Wednesday, August 7, 2013

It's Not You, It's Me.

In the summer of 1987, when I was ten years old, my family attended a small church in a small town. There were very few kids in the congregation, and we all viewed our pastor with a mixture of awe and affection.  He was a gregarious, friendly man who was genuine and fun to be around.  My sister, an equally gregarious and charming personality, had recently been allowed to sit next to him during church services until it was time for the sermon.  One Sunday, I asked if I could sit with him during services and was welcomed to do just that.  I sat through announcements, sang along with the hymns, and behaved in the quiet manner that had always come naturally to me.  After services, the pastor patted me on the shoulder as I thanked him for letting me sit with him and said, in a well-meaning tone, "Why can't you be more like your sister?"

I never sat with him again.  And I eventually came to a certain realization:

Friends, I am an introvert.

Throughout my life, many well-meaning people have tried to help me change what they see as a personality flaw.  If you'd only go out more, you'd enjoy yourself, they'd say.  Get out there and meet new people, make new friends.  They didn't understand the anxiety that flooded my mind at the expectation of being surrounded by people I didn't know and being expected to engage them on some level.  They didn't understand my intense dislike of small talk, and how pointless I found it.  They couldn't fathom why I wouldn't be comfortable in a party atmosphere with lots of people having lots of fun.  Who wouldn't want to have fun?  

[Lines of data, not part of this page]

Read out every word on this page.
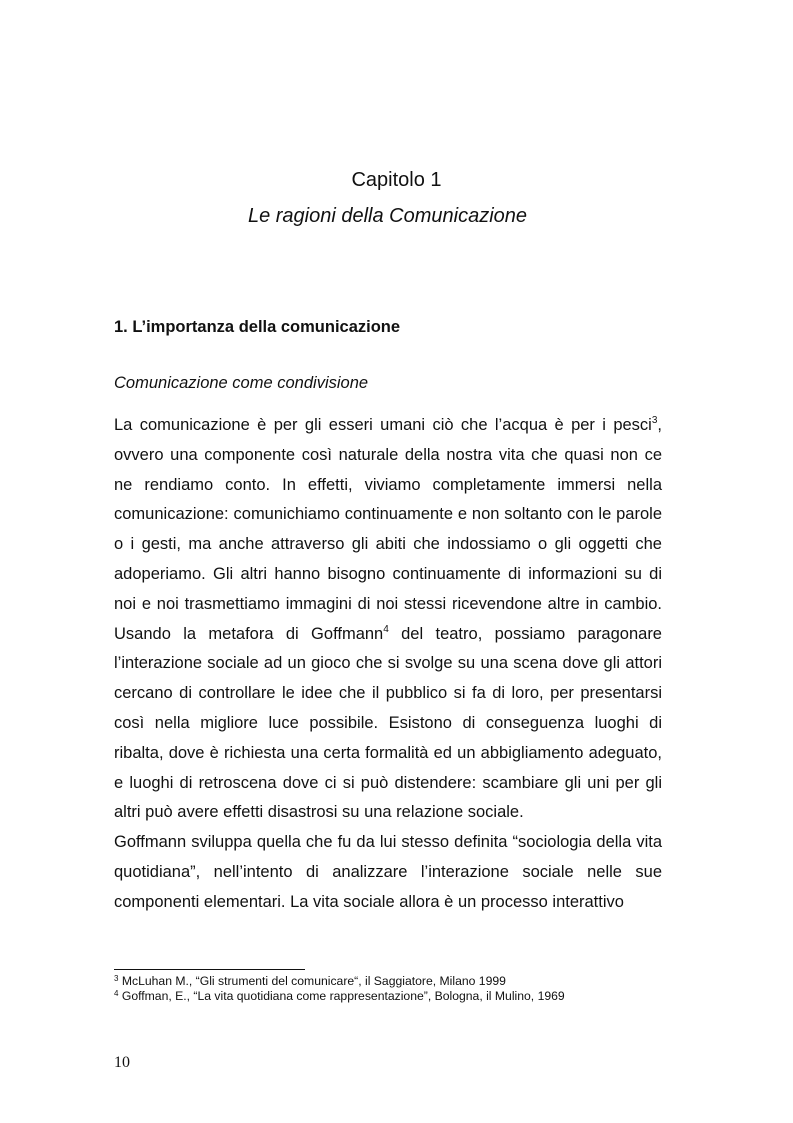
Capitolo 1
Le ragioni della Comunicazione
1. L’importanza della comunicazione
Comunicazione come condivisione

La comunicazione è per gli esseri umani ciò che l’acqua è per i pesci$^3$, ovvero una componente così naturale della nostra vita che quasi non ce ne rendiamo conto. In effetti, viviamo completamente immersi nella comunicazione: comunichiamo continuamente e non soltanto con le parole o i gesti, ma anche attraverso gli abiti che indossiamo o gli oggetti che adoperiamo. Gli altri hanno bisogno continuamente di informazioni su di noi e noi trasmettiamo immagini di noi stessi ricevendone altre in cambio. Usando la metafora di Goffmann$^4$ del teatro, possiamo paragonare l’interazione sociale ad un gioco che si svolge su una scena dove gli attori cercano di controllare le idee che il pubblico si fa di loro, per presentarsi così nella migliore luce possibile. Esistono di conseguenza luoghi di ribalta, dove è richiesta una certa formalità ed un abbigliamento adeguato, e luoghi di retroscena dove ci si può distendere: scambiare gli uni per gli altri può avere effetti disastrosi su una relazione sociale.

Goffmann sviluppa quella che fu da lui stesso definita “sociologia della vita quotidiana”, nell’intento di analizzare l’interazione sociale nelle sue componenti elementari. La vita sociale allora è un processo interattivo

$^3$ McLuhan M., “Gli strumenti del comunicare“, il Saggiatore, Milano 1999
$^4$ Goffman, E., “La vita quotidiana come rappresentazione”, Bologna, il Mulino, 1969
10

The thing only the people closest to me seem to realize is, social events are not my thing.  Being around large groups of people requires so much energy and effort, it takes a few days for me to recover.  That recovery is usually spent at home with my family, and involves lots of reading and quiet time that helps me recharge.  During that period, going anywhere and/or engaging with anyone outside my immediate family is only going to happen if it's absolutely necessary.  For those who don't fully understand introversion, this can lead to hurt feelings and offense that has absolutely nothing to do with anything besides this simple fact:  It's not you, it's me.  

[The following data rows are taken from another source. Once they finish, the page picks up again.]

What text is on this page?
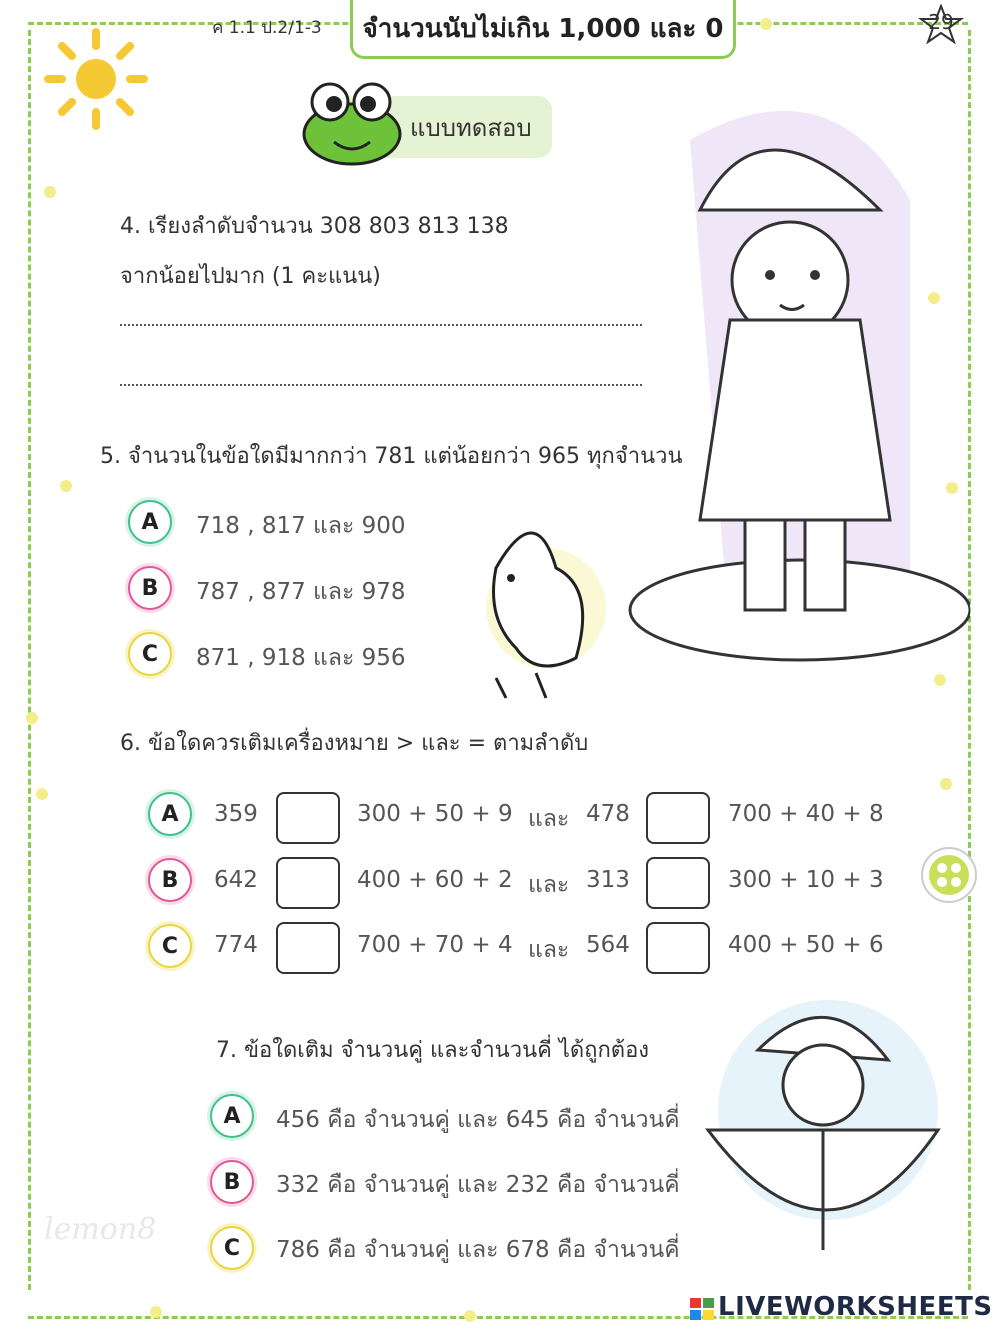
ค 1.1 ป.2/1-3 จำนวนนับไม่เกิน 1,000 และ 0	29
แบบทดสอบ
4. เรียงลำดับจำนวน 308 803 813 138
จากน้อยไปมาก (1 คะแนน)
5. จำนวนในข้อใดมีมากกว่า 781 แต่น้อยกว่า 965 ทุกจำนวน
A	718 , 817 และ 900
B	787 , 877 และ 978
C	871 , 918 และ 956
6. ข้อใดควรเติมเครื่องหมาย > และ = ตามลำดับ
A	359	300 + 50 + 9 และ 478	700 + 40 + 8
B	642	400 + 60 + 2 และ 313	300 + 10 + 3
C	774	700 + 70 + 4 และ 564	400 + 50 + 6
7. ข้อใดเติม จำนวนคู่ และจำนวนคี่ ได้ถูกต้อง
A	456 คือ จำนวนคู่ และ 645 คือ จำนวนคี่
B	332 คือ จำนวนคู่ และ 232 คือ จำนวนคี่
C	786 คือ จำนวนคู่ และ 678 คือ จำนวนคี่
lemon8
LIVEWORKSHEETS
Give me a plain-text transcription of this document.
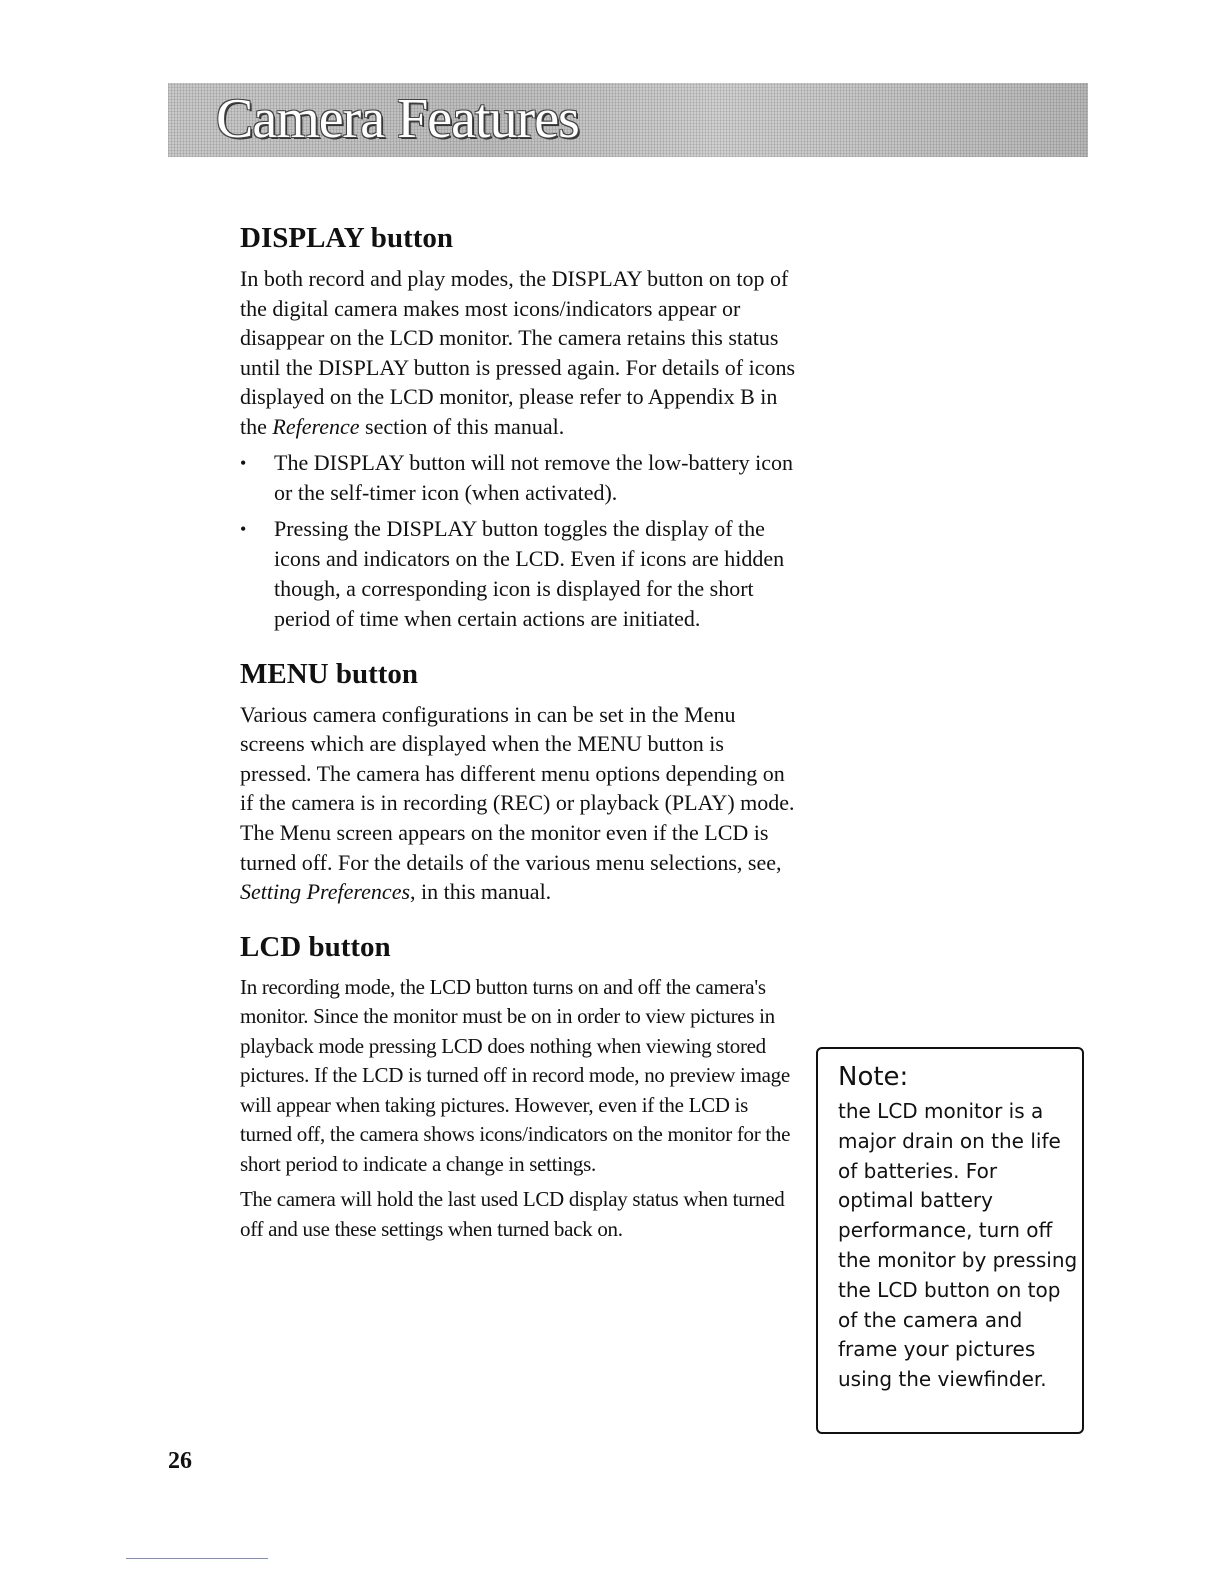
Camera Features
DISPLAY button

In both record and play modes, the DISPLAY button on top of the digital camera makes most icons/indicators appear or disappear on the LCD monitor. The camera retains this status until the DISPLAY button is pressed again. For details of icons displayed on the LCD monitor, please refer to Appendix B in the Reference section of this manual.

• The DISPLAY button will not remove the low-battery icon or the self-timer icon (when activated).
• Pressing the DISPLAY button toggles the display of the icons and indicators on the LCD. Even if icons are hidden though, a corresponding icon is displayed for the short period of time when certain actions are initiated.
MENU button

Various camera configurations in can be set in the Menu screens which are displayed when the MENU button is pressed. The camera has different menu options depending on if the camera is in recording (REC) or playback (PLAY) mode. The Menu screen appears on the monitor even if the LCD is turned off. For the details of the various menu selections, see, Setting Preferences, in this manual.

LCD button

In recording mode, the LCD button turns on and off the camera's monitor. Since the monitor must be on in order to view pictures in playback mode pressing LCD does nothing when viewing stored pictures. If the LCD is turned off in record mode, no preview image will appear when taking pictures. However, even if the LCD is turned off, the camera shows icons/indicators on the monitor for the short period to indicate a change in settings.

The camera will hold the last used LCD display status when turned off and use these settings when turned back on.

Note:

the LCD monitor is a major drain on the life of batteries. For optimal battery performance, turn off the monitor by pressing the LCD button on top of the camera and frame your pictures using the viewfinder.

26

Being this type of personality in a world that largely values happy extroverts is a battle in itself.  Much of my life, the interaction of people who just didn't understand or value introverts led me to believe I was broken, that something had to be wrong with a person who dreaded talking on the phone, who wasn't interested in planning sleepovers with friends, or who preferred to spend the majority of her time immersed in literature rather than interacting with the people around her.  It wasn't normal.  It needed to be fixed.

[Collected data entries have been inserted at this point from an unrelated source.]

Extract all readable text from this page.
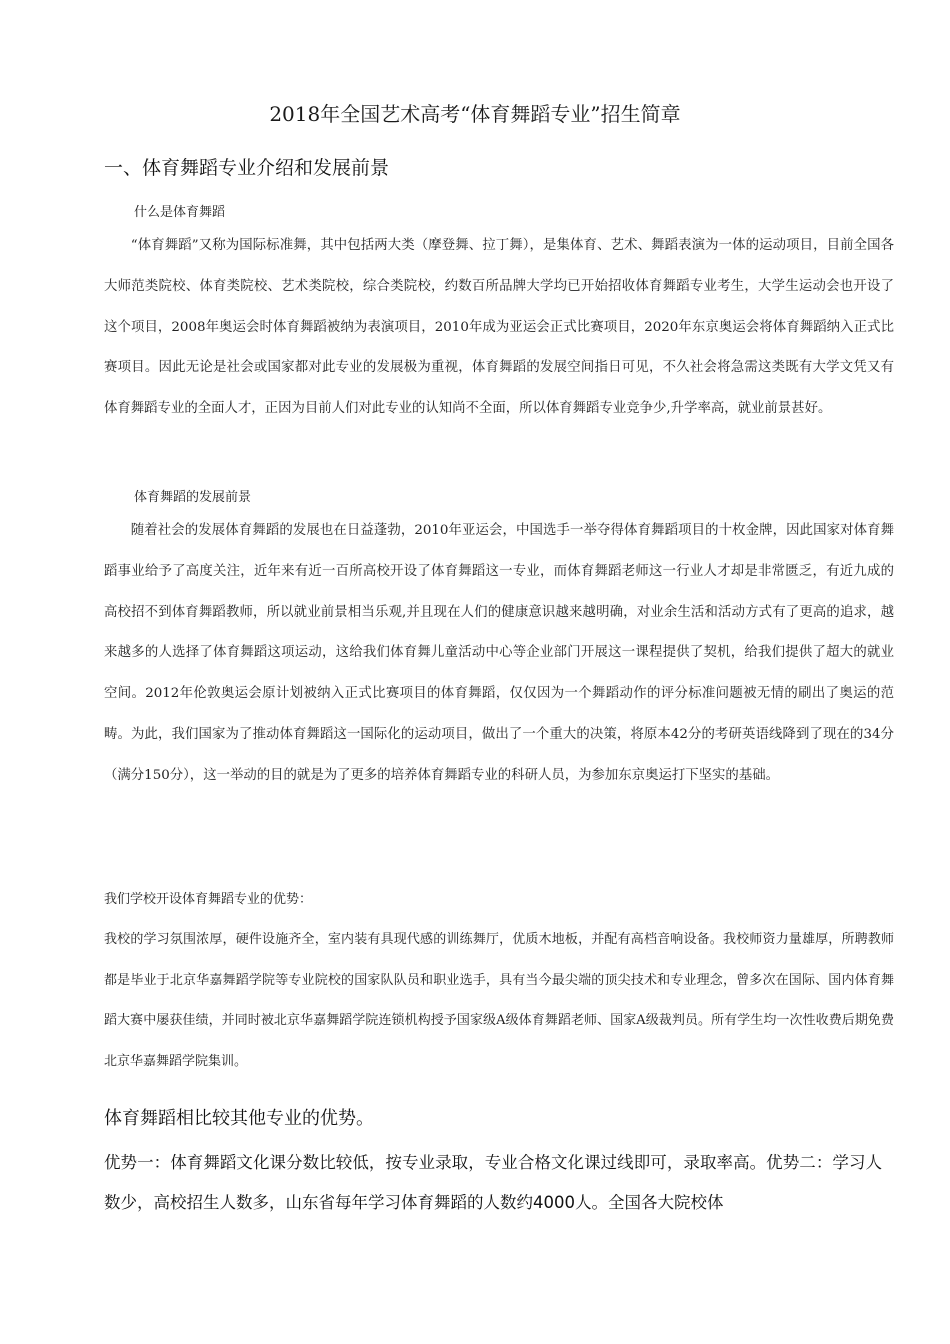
2018年全国艺术高考“体育舞蹈专业”招生简章
一、体育舞蹈专业介绍和发展前景
什么是体育舞蹈
“体育舞蹈”又称为国际标准舞，其中包括两大类（摩登舞、拉丁舞），是集体育、艺术、舞蹈表演为一体的运动项目，目前全国各大师范类院校、体育类院校、艺术类院校，综合类院校，约数百所品牌大学均已开始招收体育舞蹈专业考生，大学生运动会也开设了这个项目，2008年奥运会时体育舞蹈被纳为表演项目，2010年成为亚运会正式比赛项目，2020年东京奥运会将体育舞蹈纳入正式比赛项目。因此无论是社会或国家都对此专业的发展极为重视，体育舞蹈的发展空间指日可见，不久社会将急需这类既有大学文凭又有体育舞蹈专业的全面人才，正因为目前人们对此专业的认知尚不全面，所以体育舞蹈专业竞争少,升学率高，就业前景甚好。
体育舞蹈的发展前景
随着社会的发展体育舞蹈的发展也在日益蓬勃，2010年亚运会，中国选手一举夺得体育舞蹈项目的十枚金牌，因此国家对体育舞蹈事业给予了高度关注，近年来有近一百所高校开设了体育舞蹈这一专业，而体育舞蹈老师这一行业人才却是非常匮乏，有近九成的高校招不到体育舞蹈教师，所以就业前景相当乐观,并且现在人们的健康意识越来越明确，对业余生活和活动方式有了更高的追求，越来越多的人选择了体育舞蹈这项运动，这给我们体育舞儿童活动中心等企业部门开展这一课程提供了契机，给我们提供了超大的就业空间。2012年伦敦奥运会原计划被纳入正式比赛项目的体育舞蹈，仅仅因为一个舞蹈动作的评分标准问题被无情的刷出了奥运的范畴。为此，我们国家为了推动体育舞蹈这一国际化的运动项目，做出了一个重大的决策，将原本42分的考研英语线降到了现在的34分（满分150分），这一举动的目的就是为了更多的培养体育舞蹈专业的科研人员，为参加东京奥运打下坚实的基础。
我们学校开设体育舞蹈专业的优势：
我校的学习氛围浓厚，硬件设施齐全，室内装有具现代感的训练舞厅，优质木地板，并配有高档音响设备。我校师资力量雄厚，所聘教师都是毕业于北京华嘉舞蹈学院等专业院校的国家队队员和职业选手，具有当今最尖端的顶尖技术和专业理念，曾多次在国际、国内体育舞蹈大赛中屡获佳绩，并同时被北京华嘉舞蹈学院连锁机构授予国家级A级体育舞蹈老师、国家A级裁判员。所有学生均一次性收费后期免费北京华嘉舞蹈学院集训。
体育舞蹈相比较其他专业的优势。
优势一：体育舞蹈文化课分数比较低，按专业录取，专业合格文化课过线即可，录取率高。优势二：学习人数少，高校招生人数多，山东省每年学习体育舞蹈的人数约4000人。全国各大院校体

The thing is, though these behaviors aren't average for our society, there is absolutely nothing wrong with introversion.  Attempting to squash introverted behaviors in favor of forced extroversion may look like improvement to everyone else, but it only succeeds in creating feelings of falseness and misery for the person working so hard to please everyone around them.  Rather than change my personality in order to please those who value extroversion over introversion, I've decided to embrace my introversion - even celebrate it.  I was made this way for a reason, and fighting against the way I'm made is counterproductive and downright silly.  Instead, I'm going to happily accept the way He made me, thankfully and without apologies.


Starla said...

We are so much alike lol. And what is an adult thinking, saying that to a little kid?! Way to give someone a complex, geez!

Brain said...

I know! It took a while, but I did get to the point where I was like, what the heck?! lol

I keep wishing we lived closer to each other. We could totally hang out...and not really talk. Ha!